Face à cette situation, qui peut être dramatique, le Président de la République et le gouvernement de Jean-Marc Ayrault ont décidé d’agir avec détermination et cohérence, en mettant en place une stratégie de redressement indispensable à notre pays et à nos concitoyens.
Le Gouvernement, dès le mois de juin 2012, s’est emparé spécifiquement de la question prioritaire de l’emploi. Il l’a fait d’abord avec les emplois d’avenir, créés par la loi du 26 octobre 2012, à destination des jeunes privés d’emploi peu ou pas qualifiés.
Rappelons que ce dispositif s’articule autour de trois idées fortes : une action orientée prioritairement vers les jeunes sans diplôme ou peu diplômés ; une logique de parcours, de formation et un accompagnement renforcé ; un engagement financier de l’État important, correspondant à la programmation de 150 000 emplois d’avenir à l’horizon 2014, dont 100 000 d’ici à la fin 2013.
Il l’a fait aussi avec les contrats de génération, dispositif qui est la traduction d’un accord national interprofessionnel signé le 19 octobre 2012 par l’ensemble des partenaires sociaux, qui déclaraient : « Le contrat de génération répond au triple objectif d’améliorer l’accès des jeunes à un emploi en contrat à durée indéterminée, de maintenir l’emploi des seniors salariés et d’assurer la transmission des savoirs, des compétences et de l’expérience. »

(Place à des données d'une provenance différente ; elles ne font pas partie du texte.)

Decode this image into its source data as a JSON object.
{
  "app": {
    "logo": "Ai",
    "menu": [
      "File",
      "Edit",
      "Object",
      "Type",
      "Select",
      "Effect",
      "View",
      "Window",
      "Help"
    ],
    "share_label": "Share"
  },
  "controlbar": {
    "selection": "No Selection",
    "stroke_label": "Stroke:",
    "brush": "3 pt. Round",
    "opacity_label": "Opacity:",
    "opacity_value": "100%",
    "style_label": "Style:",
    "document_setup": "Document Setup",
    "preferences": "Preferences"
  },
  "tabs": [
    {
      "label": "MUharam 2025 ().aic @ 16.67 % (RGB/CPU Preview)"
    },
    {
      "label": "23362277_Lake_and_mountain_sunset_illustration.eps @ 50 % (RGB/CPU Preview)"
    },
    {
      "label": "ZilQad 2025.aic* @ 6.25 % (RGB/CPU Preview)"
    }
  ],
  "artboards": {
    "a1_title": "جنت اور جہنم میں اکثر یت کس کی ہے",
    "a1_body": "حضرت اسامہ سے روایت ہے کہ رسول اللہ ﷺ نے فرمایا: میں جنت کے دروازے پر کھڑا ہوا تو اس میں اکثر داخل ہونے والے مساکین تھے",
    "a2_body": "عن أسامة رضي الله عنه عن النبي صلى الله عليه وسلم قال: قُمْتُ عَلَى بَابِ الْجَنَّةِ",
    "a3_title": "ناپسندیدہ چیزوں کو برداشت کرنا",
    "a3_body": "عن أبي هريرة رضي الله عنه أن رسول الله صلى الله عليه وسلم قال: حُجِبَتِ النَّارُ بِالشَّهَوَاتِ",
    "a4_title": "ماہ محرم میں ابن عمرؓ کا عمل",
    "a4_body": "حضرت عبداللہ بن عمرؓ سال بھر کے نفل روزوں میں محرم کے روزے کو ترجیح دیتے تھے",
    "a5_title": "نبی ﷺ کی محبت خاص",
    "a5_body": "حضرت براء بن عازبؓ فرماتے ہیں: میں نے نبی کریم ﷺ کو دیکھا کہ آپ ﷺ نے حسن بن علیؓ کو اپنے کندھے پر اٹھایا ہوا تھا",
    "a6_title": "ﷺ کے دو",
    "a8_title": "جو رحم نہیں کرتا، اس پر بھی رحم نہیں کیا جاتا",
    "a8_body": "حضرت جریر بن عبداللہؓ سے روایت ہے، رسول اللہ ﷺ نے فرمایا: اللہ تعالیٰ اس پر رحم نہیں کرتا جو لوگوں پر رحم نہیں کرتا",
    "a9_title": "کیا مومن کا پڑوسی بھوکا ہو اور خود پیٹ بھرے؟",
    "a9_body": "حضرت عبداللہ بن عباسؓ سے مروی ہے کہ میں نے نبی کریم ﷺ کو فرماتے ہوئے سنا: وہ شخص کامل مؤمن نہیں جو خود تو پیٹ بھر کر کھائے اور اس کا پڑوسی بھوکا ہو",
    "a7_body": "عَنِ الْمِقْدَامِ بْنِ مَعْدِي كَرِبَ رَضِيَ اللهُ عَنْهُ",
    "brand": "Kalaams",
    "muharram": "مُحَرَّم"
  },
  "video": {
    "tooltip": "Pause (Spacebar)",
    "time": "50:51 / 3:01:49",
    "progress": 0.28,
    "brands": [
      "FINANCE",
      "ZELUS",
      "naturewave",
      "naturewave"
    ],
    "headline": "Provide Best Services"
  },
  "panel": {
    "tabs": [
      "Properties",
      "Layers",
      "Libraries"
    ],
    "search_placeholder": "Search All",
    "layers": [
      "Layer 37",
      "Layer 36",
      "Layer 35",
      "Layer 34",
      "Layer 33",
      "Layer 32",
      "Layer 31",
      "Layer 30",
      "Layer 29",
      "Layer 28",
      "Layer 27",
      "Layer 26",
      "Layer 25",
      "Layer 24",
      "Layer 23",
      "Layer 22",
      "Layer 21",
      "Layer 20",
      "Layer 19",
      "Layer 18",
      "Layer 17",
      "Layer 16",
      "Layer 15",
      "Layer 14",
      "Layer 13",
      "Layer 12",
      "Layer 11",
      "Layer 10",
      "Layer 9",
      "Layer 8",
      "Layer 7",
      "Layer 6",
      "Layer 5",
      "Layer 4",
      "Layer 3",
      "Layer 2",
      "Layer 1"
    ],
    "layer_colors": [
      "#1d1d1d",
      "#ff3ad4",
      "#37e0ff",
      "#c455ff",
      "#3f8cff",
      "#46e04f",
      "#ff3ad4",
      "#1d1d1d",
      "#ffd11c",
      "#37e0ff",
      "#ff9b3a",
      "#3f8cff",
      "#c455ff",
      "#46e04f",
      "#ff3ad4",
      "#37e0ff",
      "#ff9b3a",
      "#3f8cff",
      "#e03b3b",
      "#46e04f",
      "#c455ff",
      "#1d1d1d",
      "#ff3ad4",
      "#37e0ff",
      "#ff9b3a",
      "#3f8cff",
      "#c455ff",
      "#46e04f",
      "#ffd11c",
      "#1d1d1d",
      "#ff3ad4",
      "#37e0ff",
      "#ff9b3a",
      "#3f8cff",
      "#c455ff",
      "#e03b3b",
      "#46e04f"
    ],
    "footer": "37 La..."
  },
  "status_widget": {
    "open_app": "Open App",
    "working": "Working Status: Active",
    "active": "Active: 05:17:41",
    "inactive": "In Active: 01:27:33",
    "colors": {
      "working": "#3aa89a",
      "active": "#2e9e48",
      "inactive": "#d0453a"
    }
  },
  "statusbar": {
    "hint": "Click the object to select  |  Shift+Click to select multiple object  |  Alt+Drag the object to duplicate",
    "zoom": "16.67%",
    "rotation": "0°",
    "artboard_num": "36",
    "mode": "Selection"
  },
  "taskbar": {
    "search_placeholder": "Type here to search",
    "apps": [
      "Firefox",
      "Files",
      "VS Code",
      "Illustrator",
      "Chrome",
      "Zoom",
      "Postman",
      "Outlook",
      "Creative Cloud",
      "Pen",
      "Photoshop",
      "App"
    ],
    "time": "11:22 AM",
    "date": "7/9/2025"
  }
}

Traduit dans la loi du 1er mars 2013 portant création du contrat de génération, ce dispositif devrait permettre à terme la conclusion de 500 000 contrats de génération.
Cette stratégie s’appuie sur un triple impératif de cohérence, de complémentarité et d’efficience, mais aussi sur une méthode. Celle-ci tourne résolument le dos à celle du précédent gouvernement, aux déclarations sans lendemain, aux promesses non tenues et à la précipitation législative que guidait je ne sais quel impératif médiatique ou électoraliste du moment. (Marques d’approbation sur les travées du groupe socialiste.)